01. Januar 2007, www.netzeitung.de

Moskau und Minsk einigen sich über Gaspreis

In letzter Minute haben Russland und Weißrussland ihren Gasstreit beigelegt. Ein Fünfjahres-Vertrag sichert nun die weitere Versorgung.

 

Kurz vor dem angedrohten Stopp russischer Erdgas-Lieferungen an Weißrussland haben beide Seiten am Neujahrsmorgen eine Einigung erzielt. Der russische Energiekonzern Gazprom und die Regierung in Misnk unterzeichneten dazu einen Fünfjahresvertrag, der die weitere Versorgung garantiert.

Demnach zahlt Weißrussland in diesem Jahr 100 Dollar je 1000 Kubikmeter Erdgas, wie Gasprom-Sprecher Sergej Kuprijanow zum Abschluss der Gespräche in Moskau mitteilte. Das sind fünf Dollar weniger, als Gasprom gefordert hatte - allerdings mehr als doppelt so viel wie bisher.
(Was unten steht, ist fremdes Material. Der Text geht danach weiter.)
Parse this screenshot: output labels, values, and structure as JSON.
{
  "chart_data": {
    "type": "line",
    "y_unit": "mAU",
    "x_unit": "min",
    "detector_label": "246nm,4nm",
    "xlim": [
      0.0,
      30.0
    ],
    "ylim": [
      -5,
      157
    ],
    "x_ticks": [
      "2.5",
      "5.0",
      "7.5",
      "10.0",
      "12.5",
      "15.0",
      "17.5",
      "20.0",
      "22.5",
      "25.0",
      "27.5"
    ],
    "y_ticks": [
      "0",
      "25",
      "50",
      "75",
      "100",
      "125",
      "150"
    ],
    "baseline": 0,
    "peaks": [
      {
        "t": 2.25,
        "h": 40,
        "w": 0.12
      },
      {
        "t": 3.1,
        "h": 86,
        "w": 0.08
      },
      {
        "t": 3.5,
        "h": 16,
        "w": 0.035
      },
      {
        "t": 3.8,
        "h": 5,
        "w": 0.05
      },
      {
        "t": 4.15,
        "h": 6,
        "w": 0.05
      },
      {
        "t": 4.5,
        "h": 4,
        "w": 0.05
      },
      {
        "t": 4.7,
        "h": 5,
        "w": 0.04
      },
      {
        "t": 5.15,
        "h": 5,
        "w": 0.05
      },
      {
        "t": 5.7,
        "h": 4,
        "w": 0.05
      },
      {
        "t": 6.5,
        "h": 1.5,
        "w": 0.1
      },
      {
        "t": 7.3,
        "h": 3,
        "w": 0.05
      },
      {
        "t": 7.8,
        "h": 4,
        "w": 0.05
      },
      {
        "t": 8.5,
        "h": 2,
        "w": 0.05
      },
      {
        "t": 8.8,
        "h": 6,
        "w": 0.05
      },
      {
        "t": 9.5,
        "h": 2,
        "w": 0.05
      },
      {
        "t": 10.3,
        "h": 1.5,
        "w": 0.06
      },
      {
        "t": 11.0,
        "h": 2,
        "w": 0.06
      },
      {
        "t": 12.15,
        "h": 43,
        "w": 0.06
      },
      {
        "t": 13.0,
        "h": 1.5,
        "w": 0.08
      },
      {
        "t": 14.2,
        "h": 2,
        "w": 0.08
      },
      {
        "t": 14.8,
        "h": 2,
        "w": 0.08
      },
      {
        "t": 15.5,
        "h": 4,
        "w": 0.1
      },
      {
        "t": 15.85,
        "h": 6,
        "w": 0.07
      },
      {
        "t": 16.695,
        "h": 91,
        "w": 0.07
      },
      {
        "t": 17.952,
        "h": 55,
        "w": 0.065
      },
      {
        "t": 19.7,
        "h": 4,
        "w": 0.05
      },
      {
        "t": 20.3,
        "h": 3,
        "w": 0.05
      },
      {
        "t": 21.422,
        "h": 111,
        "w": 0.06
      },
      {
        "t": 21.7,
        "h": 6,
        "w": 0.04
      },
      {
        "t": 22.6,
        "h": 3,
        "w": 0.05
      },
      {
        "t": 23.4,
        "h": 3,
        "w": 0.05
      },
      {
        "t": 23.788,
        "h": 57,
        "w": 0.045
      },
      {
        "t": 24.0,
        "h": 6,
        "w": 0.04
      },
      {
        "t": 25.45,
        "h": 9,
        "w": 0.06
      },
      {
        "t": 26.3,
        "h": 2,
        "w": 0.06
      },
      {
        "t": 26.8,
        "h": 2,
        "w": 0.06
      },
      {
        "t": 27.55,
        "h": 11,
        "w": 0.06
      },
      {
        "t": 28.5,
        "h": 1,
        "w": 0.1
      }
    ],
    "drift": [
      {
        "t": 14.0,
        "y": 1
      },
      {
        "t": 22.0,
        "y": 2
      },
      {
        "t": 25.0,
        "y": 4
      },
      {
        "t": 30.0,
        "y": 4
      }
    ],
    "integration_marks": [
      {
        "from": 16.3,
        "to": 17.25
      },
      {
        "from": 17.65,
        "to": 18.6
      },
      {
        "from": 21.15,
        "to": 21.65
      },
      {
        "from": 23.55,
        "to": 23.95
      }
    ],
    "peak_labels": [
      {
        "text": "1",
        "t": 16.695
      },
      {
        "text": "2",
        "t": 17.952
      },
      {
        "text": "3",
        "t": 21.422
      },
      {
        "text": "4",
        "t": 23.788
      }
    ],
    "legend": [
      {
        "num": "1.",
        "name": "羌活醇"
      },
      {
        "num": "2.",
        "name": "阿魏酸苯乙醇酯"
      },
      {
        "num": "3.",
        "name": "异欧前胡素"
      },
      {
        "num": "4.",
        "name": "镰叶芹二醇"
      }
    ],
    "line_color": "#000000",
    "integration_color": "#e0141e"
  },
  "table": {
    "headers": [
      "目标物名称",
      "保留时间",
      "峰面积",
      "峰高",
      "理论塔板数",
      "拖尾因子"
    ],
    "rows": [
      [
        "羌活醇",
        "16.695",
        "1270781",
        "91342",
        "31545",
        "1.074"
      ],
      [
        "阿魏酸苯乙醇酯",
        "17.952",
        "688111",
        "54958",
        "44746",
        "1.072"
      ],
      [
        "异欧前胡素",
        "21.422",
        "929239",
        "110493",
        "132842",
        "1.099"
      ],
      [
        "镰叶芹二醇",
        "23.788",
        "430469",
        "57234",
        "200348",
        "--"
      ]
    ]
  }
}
Die Vereinbarung sieht laut Kuprijanow auch vor, dass Gasprom einen Anteil von 50 Prozent an der weißrussischen Pipeline-Gesellschaft Beltransgas erwirbt. Dafür zahlt Gasprom einen Barbetrag in noch nicht bekannter Höhe.

 

Glos noch nicht beruhigt

Auf Grund der Einigung können die durch Weißrussland geführten Erdgaslieferungen nach Deutschland und in andere Länder wie bisher fortgeführt werden. Die Gefahr möglicher Engpässe bei der Erdgasversorgung von Deutschland ist vorerst gebannt. Die Regierung in Weißrussland hatte zuvor damit gedroht, die Exporte zu behindern, sollte Gasprom die Lieferungen einstellen.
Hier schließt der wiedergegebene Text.